A gun-owning Republican legislator will push for a red flag law in Tennessee. Steve Dickerson is a state senator from West Nashville. “As a lifelong Republican, gun owner and avid shooter, I respect and know the importance of the Second Amendment. I also know reducing gun violence in Tennessee will require leadership from people with a variety of backgrounds,” he wrote in an op-ed explaining his intentions.

Gun sales were down in November. The FBI’s background check figures, considered a simple proxy for gun sales, show a dip last month. November’s checks fell by 9.8 percent compared to last year, when Black Friday gun sales set an all-time record. This year, gun sales on the day after Thanksgiving fell by more than 10 percent. 

An NRA instructor in Ohio was arrested for forging concealed carry training certificates. Police say the man issued the documents without actually providing training. Ohio requires gun owners to demonstrate their shooting ability before they can carry a firearm in public. Dozens of other states don’t: As The Trace reported in 2016, in more than half the country, you can carry a concealed gun without proving you know how to shoot one.

A domestic shooting spilled into the entrance of a Kansas hospital. After firing on a man and a woman, police say the gunman chased the victims through Kansas City, Kansas, and into the entrance of the University of Kansas Medical Center, where he shot the man again. He then shot and killed himself. The attack appears to have stemmed from a domestic dispute. Both victims were treated at the hospital. The man was in critical condition, while the woman was expected to survive.

ONE LAST THING

The club no parent wants to join keeps growing. Hundreds of grieving parents across America sent a child to school one day and never saw her or him again because of a bullet. Some of them have formed a bond, and their efforts to comfort each other are the subject of a Time magazine cover story.

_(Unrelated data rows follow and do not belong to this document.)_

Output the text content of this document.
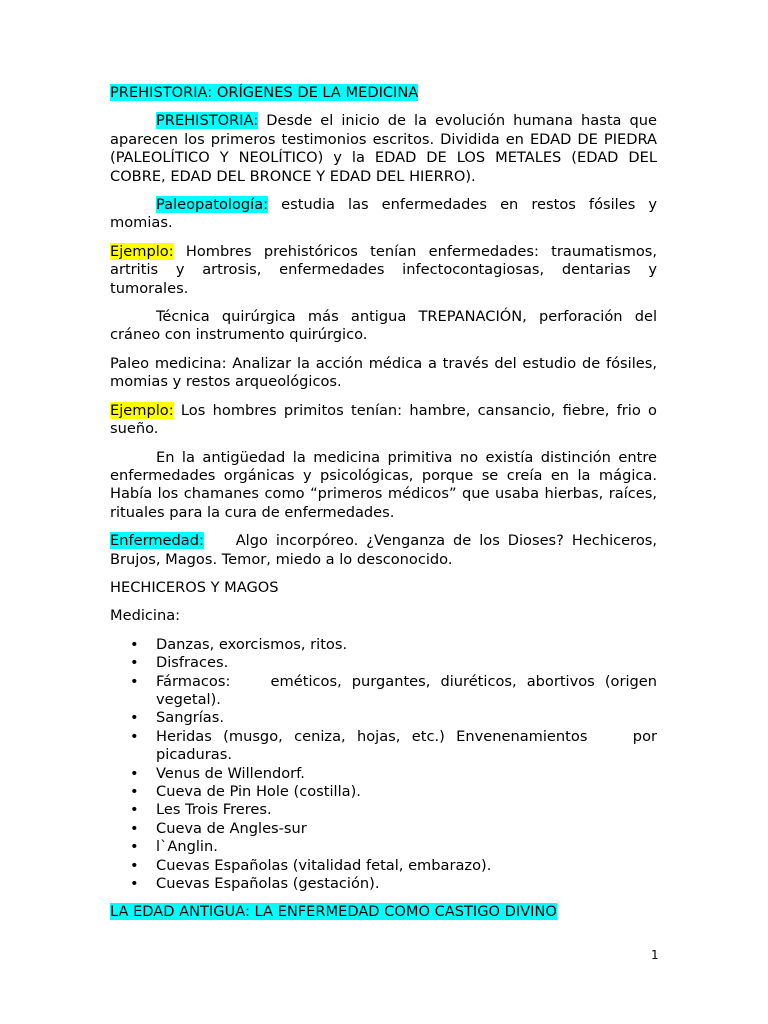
PREHISTORIA: ORÍGENES DE LA MEDICINA

PREHISTORIA: Desde el inicio de la evolución humana hasta que aparecen los primeros testimonios escritos. Dividida en EDAD DE PIEDRA (PALEOLÍTICO Y NEOLÍTICO) y la EDAD DE LOS METALES (EDAD DEL COBRE, EDAD DEL BRONCE Y EDAD DEL HIERRO).

Paleopatología: estudia las enfermedades en restos fósiles y momias.

Ejemplo: Hombres prehistóricos tenían enfermedades: traumatismos, artritis y artrosis, enfermedades infectocontagiosas, dentarias y tumorales.

Técnica quirúrgica más antigua TREPANACIÓN, perforación del cráneo con instrumento quirúrgico.

Paleo medicina: Analizar la acción médica a través del estudio de fósiles, momias y restos arqueológicos.

Ejemplo: Los hombres primitos tenían: hambre, cansancio, fiebre, frio o sueño.

En la antigüedad la medicina primitiva no existía distinción entre enfermedades orgánicas y psicológicas, porque se creía en la mágica. Había los chamanes como “primeros médicos” que usaba hierbas, raíces, rituales para la cura de enfermedades.

Enfermedad:    Algo incorpóreo. ¿Venganza de los Dioses? Hechiceros, Brujos, Magos. Temor, miedo a lo desconocido.

HECHICEROS Y MAGOS

Medicina:

• Danzas, exorcismos, ritos.
• Disfraces.
• Fármacos:    eméticos, purgantes, diuréticos, abortivos (origen vegetal).
• Sangrías.
• Heridas (musgo, ceniza, hojas, etc.) Envenenamientos    por picaduras.
• Venus de Willendorf.
• Cueva de Pin Hole (costilla).
• Les Trois Freres.
• Cueva de Angles-sur
• l`Anglin.
• Cuevas Españolas (vitalidad fetal, embarazo).
• Cuevas Españolas (gestación).
LA EDAD ANTIGUA: LA ENFERMEDAD COMO CASTIGO DIVINO
1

“When you lose a child violently and publicly, there’s an outpouring of support at first,” says Sandy Phillips, who lost her daughter Jessi in the 2012 movie theater shooting in Aurora, Colorado. She says the support of other parents who have had similar experiences can be especially helpful after the attention fades. “Once the vigils are over and the media is gone, that’s when things get really bad. The world moves on, and you don’t.”